The Frontier Advantage in 2026 — Why “Don’t Roll Your Own” Often Wins

Spring 2026

The 2026 conversation is often framed as “tokens forever” versus “build private AI.” This Keynote challenges that default framing. For many enterprises, the highest-performing and most cost-effective path is staying on the latest hyperscaler frontier reasoning models (OpenAI / Anthropic / Google) while making your company data radically usable as context (retrieval, permissions, provenance, evals, and workflow orchestration).

Gilmer Valdes will unpack why rolling your own (especially with smaller/open models) can be a false economy once you include: ongoing model quality drift, safety and compliance re-validation, red-teaming, prompt + toolchain regressions, and the org cost of sustaining an internal “model company.” He’ll also address a key technical trap: continual fine-tuning (especially on smaller models) can induce catastrophic forgetting, turning “customization” into a maintenance treadmill—while modern “frozen model + knowledge injection” approaches (RAG, modular memory, governed retrieval) keep capabilities stable and auditable.

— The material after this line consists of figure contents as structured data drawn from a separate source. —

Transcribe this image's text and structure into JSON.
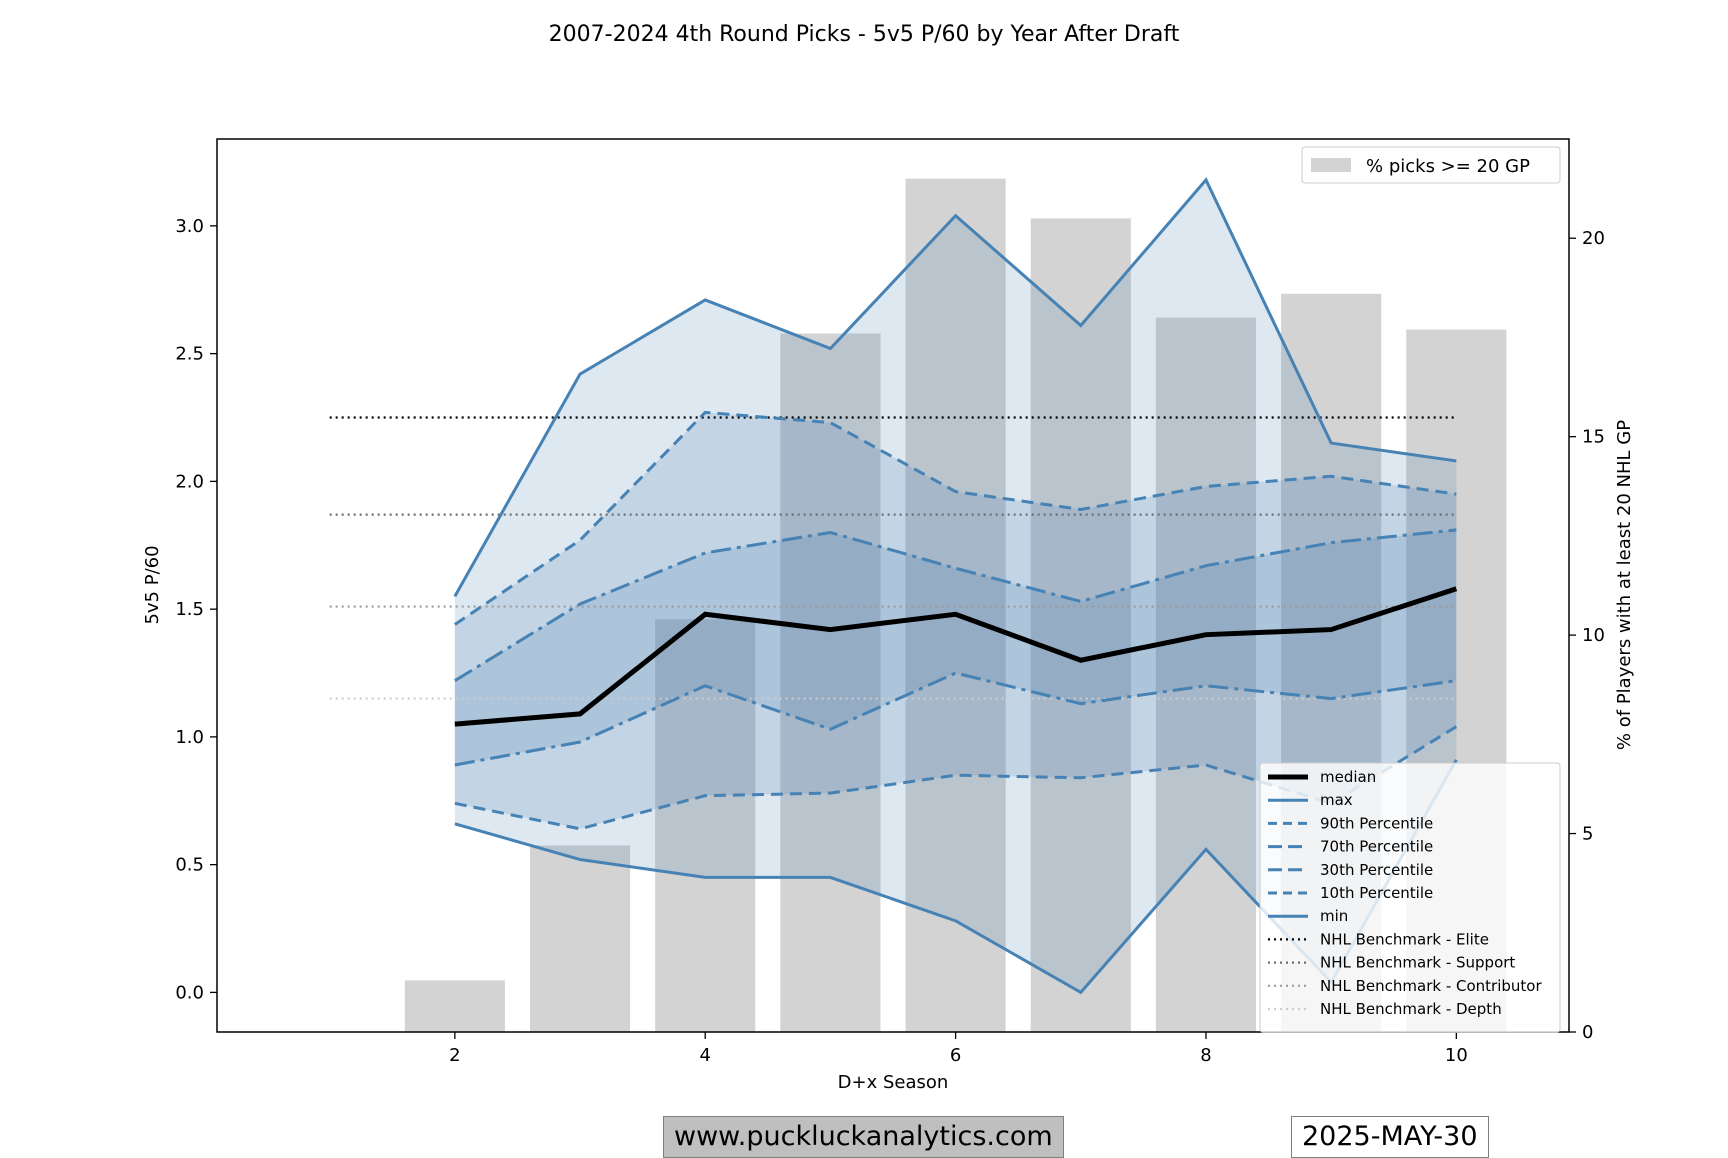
{
  "chart_data": {
    "type": "line",
    "title": "2007-2024 4th Round Picks - 5v5 P/60 by Year After Draft",
    "xlabel": "D+x Season",
    "ylabel": "5v5 P/60",
    "y2label": "% of Players with at least 20 NHL GP",
    "xlim": [
      0.1,
      10.9
    ],
    "ylim": [
      -0.155,
      3.34
    ],
    "y2lim": [
      0,
      22.5
    ],
    "xticks": [
      2,
      4,
      6,
      8,
      10
    ],
    "yticks": [
      0.0,
      0.5,
      1.0,
      1.5,
      2.0,
      2.5,
      3.0
    ],
    "y2ticks": [
      0,
      5,
      10,
      15,
      20
    ],
    "x": [
      2,
      3,
      4,
      5,
      6,
      7,
      8,
      9,
      10
    ],
    "bars": {
      "name": "% picks >= 20 GP",
      "color": "#d3d3d3",
      "values": [
        1.3,
        4.7,
        10.4,
        17.6,
        21.5,
        20.5,
        18.0,
        18.6,
        17.7
      ]
    },
    "series": [
      {
        "name": "median",
        "key": "median",
        "values": [
          1.05,
          1.09,
          1.48,
          1.42,
          1.48,
          1.3,
          1.4,
          1.42,
          1.58
        ]
      },
      {
        "name": "max",
        "key": "max",
        "values": [
          1.55,
          2.42,
          2.71,
          2.52,
          3.04,
          2.61,
          3.18,
          2.15,
          2.08
        ]
      },
      {
        "name": "90th Percentile",
        "key": "p90",
        "values": [
          1.44,
          1.77,
          2.27,
          2.23,
          1.96,
          1.89,
          1.98,
          2.02,
          1.95
        ]
      },
      {
        "name": "70th Percentile",
        "key": "p70",
        "values": [
          1.22,
          1.52,
          1.72,
          1.8,
          1.66,
          1.53,
          1.67,
          1.76,
          1.81
        ]
      },
      {
        "name": "30th Percentile",
        "key": "p30",
        "values": [
          0.89,
          0.98,
          1.2,
          1.03,
          1.25,
          1.13,
          1.2,
          1.15,
          1.22
        ]
      },
      {
        "name": "10th Percentile",
        "key": "p10",
        "values": [
          0.74,
          0.64,
          0.77,
          0.78,
          0.85,
          0.84,
          0.89,
          0.74,
          1.04
        ]
      },
      {
        "name": "min",
        "key": "min",
        "values": [
          0.66,
          0.52,
          0.45,
          0.45,
          0.28,
          0.0,
          0.56,
          0.04,
          0.91
        ]
      }
    ],
    "benchmarks": [
      {
        "name": "NHL Benchmark - Elite",
        "value": 2.25,
        "color": "#000000"
      },
      {
        "name": "NHL Benchmark - Support",
        "value": 1.87,
        "color": "#6e6e6e"
      },
      {
        "name": "NHL Benchmark - Contributor",
        "value": 1.51,
        "color": "#9a9a9a"
      },
      {
        "name": "NHL Benchmark - Depth",
        "value": 1.15,
        "color": "#cccccc"
      }
    ],
    "benchmark_xrange": [
      1,
      10
    ],
    "line_color": "#4682b4",
    "median_color": "#000000",
    "legend_placement": "lower-right",
    "bar_legend_placement": "upper-right",
    "grid": false
  },
  "footer": {
    "website": "www.puckluckanalytics.com",
    "date": "2025-MAY-30"
  }
}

Finally, the discussion will be whether frontier reasoning advances are pushing us toward early forms of AGI-like capability—or whether “jagged intelligence” and reliability collapse under complexity remain the real ceiling.

Speakers:

Dr. Gilmer Valdes, a leader in the field of Clinical AI and Machine Learning, is CEO and Founder of OncoBrain, which is pioneering initiatives to integrate AI into clinical practice, with a special focus on improving patient outcomes through innovative machine learning applications.

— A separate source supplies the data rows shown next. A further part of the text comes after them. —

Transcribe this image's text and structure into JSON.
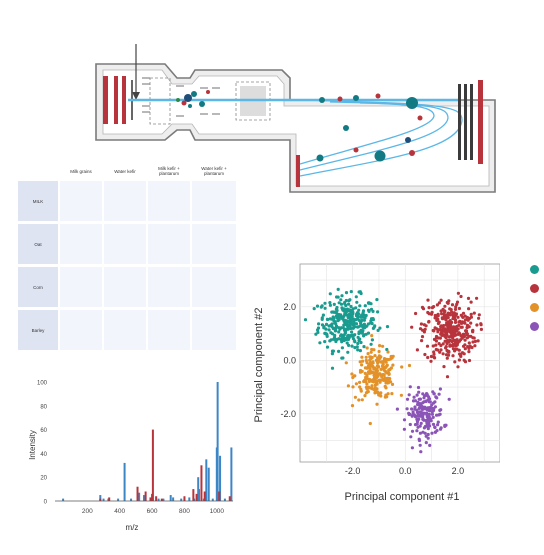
{
  "instrument": {
    "colors": {
      "teal": "#127a82",
      "red": "#b8343c",
      "navy": "#1f4e79",
      "beam": "#5bb7e6"
    }
  },
  "table": {
    "columns": [
      "Milk grains",
      "Water kefir",
      "Milk kefir + plantarum",
      "Water kefir + plantarum"
    ],
    "rows": [
      "MILK",
      "Oat",
      "Corn",
      "Barley"
    ]
  },
  "chart_data": [
    {
      "type": "bar",
      "title": "",
      "xlabel": "m/z",
      "ylabel": "Intensity",
      "xlim": [
        0,
        1100
      ],
      "ylim": [
        0,
        100
      ],
      "xticks": [
        "200",
        "400",
        "600",
        "800",
        "1000"
      ],
      "yticks": [
        "0",
        "20",
        "40",
        "60",
        "80",
        "100"
      ],
      "series": [
        {
          "color": "#3c86c6",
          "points": [
            [
              50,
              2
            ],
            [
              280,
              5
            ],
            [
              300,
              2
            ],
            [
              330,
              2
            ],
            [
              390,
              2
            ],
            [
              430,
              32
            ],
            [
              470,
              2
            ],
            [
              520,
              7
            ],
            [
              550,
              5
            ],
            [
              640,
              2
            ],
            [
              670,
              2
            ],
            [
              715,
              5
            ],
            [
              730,
              3
            ],
            [
              780,
              2
            ],
            [
              800,
              2
            ],
            [
              830,
              3
            ],
            [
              860,
              2
            ],
            [
              885,
              20
            ],
            [
              890,
              10
            ],
            [
              920,
              2
            ],
            [
              935,
              35
            ],
            [
              950,
              28
            ],
            [
              975,
              2
            ],
            [
              1000,
              45
            ],
            [
              1005,
              100
            ],
            [
              1020,
              38
            ],
            [
              1050,
              2
            ],
            [
              1090,
              45
            ]
          ]
        },
        {
          "color": "#b8343c",
          "points": [
            [
              280,
              2
            ],
            [
              335,
              3
            ],
            [
              510,
              12
            ],
            [
              560,
              8
            ],
            [
              590,
              3
            ],
            [
              600,
              6
            ],
            [
              605,
              60
            ],
            [
              625,
              4
            ],
            [
              660,
              2
            ],
            [
              800,
              4
            ],
            [
              855,
              10
            ],
            [
              875,
              6
            ],
            [
              905,
              30
            ],
            [
              925,
              8
            ],
            [
              1015,
              8
            ],
            [
              1080,
              4
            ]
          ]
        }
      ]
    },
    {
      "type": "scatter",
      "title": "",
      "xlabel": "Principal component #1",
      "ylabel": "Principal component #2",
      "xlim": [
        -4.0,
        3.6
      ],
      "ylim": [
        -3.8,
        3.6
      ],
      "xticks": [
        "-2.0",
        "0.0",
        "2.0"
      ],
      "yticks": [
        "2.0",
        "0.0",
        "-2.0"
      ],
      "grid": true,
      "legend": "top-right",
      "series": [
        {
          "color": "#1a9b8f",
          "center": [
            -2.2,
            1.4
          ],
          "spread": [
            0.55,
            0.5
          ],
          "count": 320
        },
        {
          "color": "#e3922a",
          "center": [
            -1.1,
            -0.55
          ],
          "spread": [
            0.4,
            0.45
          ],
          "count": 230
        },
        {
          "color": "#b8343c",
          "center": [
            1.7,
            1.1
          ],
          "spread": [
            0.5,
            0.6
          ],
          "count": 330
        },
        {
          "color": "#8b55b7",
          "center": [
            0.75,
            -2.0
          ],
          "spread": [
            0.35,
            0.45
          ],
          "count": 180
        }
      ]
    }
  ]
}
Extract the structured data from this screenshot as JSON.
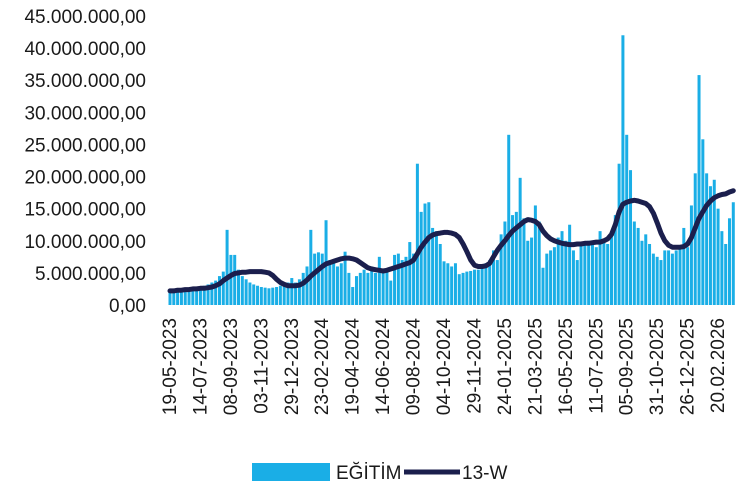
{
  "chart_data": {
    "type": "bar_line",
    "categories": [
      "19-05-2023",
      null,
      null,
      null,
      null,
      null,
      null,
      null,
      "14-07-2023",
      null,
      null,
      null,
      null,
      null,
      null,
      null,
      "08-09-2023",
      null,
      null,
      null,
      null,
      null,
      null,
      null,
      "03-11-2023",
      null,
      null,
      null,
      null,
      null,
      null,
      null,
      "29-12-2023",
      null,
      null,
      null,
      null,
      null,
      null,
      null,
      "23-02-2024",
      null,
      null,
      null,
      null,
      null,
      null,
      null,
      "19-04-2024",
      null,
      null,
      null,
      null,
      null,
      null,
      null,
      "14-06-2024",
      null,
      null,
      null,
      null,
      null,
      null,
      null,
      "09-08-2024",
      null,
      null,
      null,
      null,
      null,
      null,
      null,
      "04-10-2024",
      null,
      null,
      null,
      null,
      null,
      null,
      null,
      "29-11-2024",
      null,
      null,
      null,
      null,
      null,
      null,
      null,
      "24-01-2025",
      null,
      null,
      null,
      null,
      null,
      null,
      null,
      "21-03-2025",
      null,
      null,
      null,
      null,
      null,
      null,
      null,
      "16-05-2025",
      null,
      null,
      null,
      null,
      null,
      null,
      null,
      "11-07-2025",
      null,
      null,
      null,
      null,
      null,
      null,
      null,
      "05-09-2025",
      null,
      null,
      null,
      null,
      null,
      null,
      null,
      "31-10-2025",
      null,
      null,
      null,
      null,
      null,
      null,
      null,
      "26-12-2025",
      null,
      null,
      null,
      null,
      null,
      null,
      null,
      "20.02.2026",
      null,
      null,
      null,
      null
    ],
    "series": [
      {
        "name": "EĞİTİM",
        "type": "bar",
        "color": "#1aaee6",
        "values": [
          2000000,
          2200000,
          2300000,
          2500000,
          2600000,
          2700000,
          2500000,
          2600000,
          2800000,
          3000000,
          3200000,
          3500000,
          3800000,
          4500000,
          5200000,
          11700000,
          7800000,
          7800000,
          5500000,
          4500000,
          4000000,
          3500000,
          3200000,
          3000000,
          2800000,
          2700000,
          2600000,
          2700000,
          2800000,
          3000000,
          3200000,
          3500000,
          4200000,
          3500000,
          4000000,
          5000000,
          6000000,
          11700000,
          8000000,
          8200000,
          8000000,
          13200000,
          7000000,
          6500000,
          6000000,
          6500000,
          8300000,
          5000000,
          2800000,
          4500000,
          5000000,
          5500000,
          5000000,
          6000000,
          5000000,
          7500000,
          5000000,
          5200000,
          3800000,
          7800000,
          8000000,
          7000000,
          7500000,
          9800000,
          8000000,
          22000000,
          14500000,
          15800000,
          16000000,
          12000000,
          11500000,
          9500000,
          6800000,
          6500000,
          6000000,
          6500000,
          4800000,
          5000000,
          5200000,
          5300000,
          5500000,
          5500000,
          6000000,
          6500000,
          7000000,
          8500000,
          7000000,
          11000000,
          13000000,
          26500000,
          14000000,
          14500000,
          19800000,
          13500000,
          10000000,
          10500000,
          15500000,
          13000000,
          5800000,
          8000000,
          8500000,
          9000000,
          10500000,
          11500000,
          10000000,
          12500000,
          8500000,
          7000000,
          9800000,
          9500000,
          10000000,
          9500000,
          9000000,
          11500000,
          10000000,
          9500000,
          11000000,
          14000000,
          22000000,
          42000000,
          26500000,
          21000000,
          13000000,
          12000000,
          10000000,
          11000000,
          9500000,
          8000000,
          7500000,
          7000000,
          8500000,
          8500000,
          8000000,
          8500000,
          9000000,
          12000000,
          9000000,
          15500000,
          20500000,
          35800000,
          25800000,
          20500000,
          18500000,
          19500000,
          15000000,
          11500000,
          9500000,
          13500000,
          16000000
        ]
      },
      {
        "name": "13-W",
        "type": "line",
        "color": "#1b1f4d",
        "values": [
          2200000,
          2200000,
          2300000,
          2300000,
          2400000,
          2400000,
          2500000,
          2500000,
          2600000,
          2600000,
          2700000,
          2800000,
          3000000,
          3300000,
          3800000,
          4200000,
          4600000,
          4900000,
          5000000,
          5100000,
          5100000,
          5200000,
          5200000,
          5200000,
          5200000,
          5100000,
          5000000,
          4600000,
          4000000,
          3500000,
          3200000,
          3000000,
          3000000,
          3000000,
          3100000,
          3400000,
          3900000,
          4500000,
          5000000,
          5500000,
          6000000,
          6400000,
          6600000,
          6800000,
          7000000,
          7200000,
          7300000,
          7300000,
          7200000,
          7000000,
          6600000,
          6200000,
          5800000,
          5600000,
          5500000,
          5400000,
          5300000,
          5400000,
          5600000,
          5800000,
          6000000,
          6200000,
          6400000,
          6600000,
          7000000,
          8000000,
          9000000,
          9800000,
          10500000,
          10900000,
          11100000,
          11200000,
          11300000,
          11300000,
          11200000,
          11000000,
          10500000,
          9500000,
          8300000,
          7000000,
          6200000,
          6000000,
          6000000,
          6100000,
          6500000,
          7500000,
          8500000,
          9300000,
          10000000,
          10800000,
          11500000,
          12000000,
          12500000,
          13000000,
          13300000,
          13200000,
          13000000,
          12500000,
          11500000,
          10800000,
          10300000,
          10000000,
          9800000,
          9600000,
          9500000,
          9400000,
          9400000,
          9500000,
          9500000,
          9600000,
          9600000,
          9700000,
          9800000,
          9800000,
          10000000,
          10300000,
          11000000,
          12500000,
          14500000,
          15700000,
          16000000,
          16200000,
          16300000,
          16200000,
          16000000,
          15800000,
          15300000,
          14300000,
          12800000,
          11200000,
          10000000,
          9300000,
          9000000,
          9000000,
          9000000,
          9100000,
          9500000,
          10500000,
          12000000,
          13500000,
          14500000,
          15500000,
          16200000,
          16700000,
          17000000,
          17200000,
          17300000,
          17600000,
          17800000
        ]
      }
    ],
    "ylim": [
      0,
      45000000
    ],
    "yticks": [
      {
        "value": 0,
        "label": "0,00"
      },
      {
        "value": 5000000,
        "label": "5.000.000,00"
      },
      {
        "value": 10000000,
        "label": "10.000.000,00"
      },
      {
        "value": 15000000,
        "label": "15.000.000,00"
      },
      {
        "value": 20000000,
        "label": "20.000.000,00"
      },
      {
        "value": 25000000,
        "label": "25.000.000,00"
      },
      {
        "value": 30000000,
        "label": "30.000.000,00"
      },
      {
        "value": 35000000,
        "label": "35.000.000,00"
      },
      {
        "value": 40000000,
        "label": "40.000.000,00"
      },
      {
        "value": 45000000,
        "label": "45.000.000,00"
      }
    ],
    "legend": "bottom"
  }
}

He previously served as Vice Chair of Machine Learning and Director of Clinical AI at Moffitt Cancer Center, leading the translation of ML research into deployed clinical workflows and building a clinician-facing clinical AI platform (BlueScrubs) that informed OncoBrain’s approach—grounded in transparency, safety guardrails, measurable endpoints, and real-world integration.

Dr. Valdes earned a PhD in Medical Physics (UCLA) and completed fellowship + clinical residency training in Therapeutic Medical Physics (University of Pennsylvania), with faculty experience at UCSF and AI research training through an NIH K08 across UCSF–UC Berkeley–Stanford. Early work focused on ML and advanced modeling for quality assurance, outcome prediction, and treatment personalization (notably in prostate and lung cancer), with an emphasis on robust performance under real-world data constraints.

His research has advanced expert-augmented learning and interpretable additive/boosted modeling approaches (e.g., MediBoost, Conditional Super Learner, Representational Gradient Boosting, additive tree families).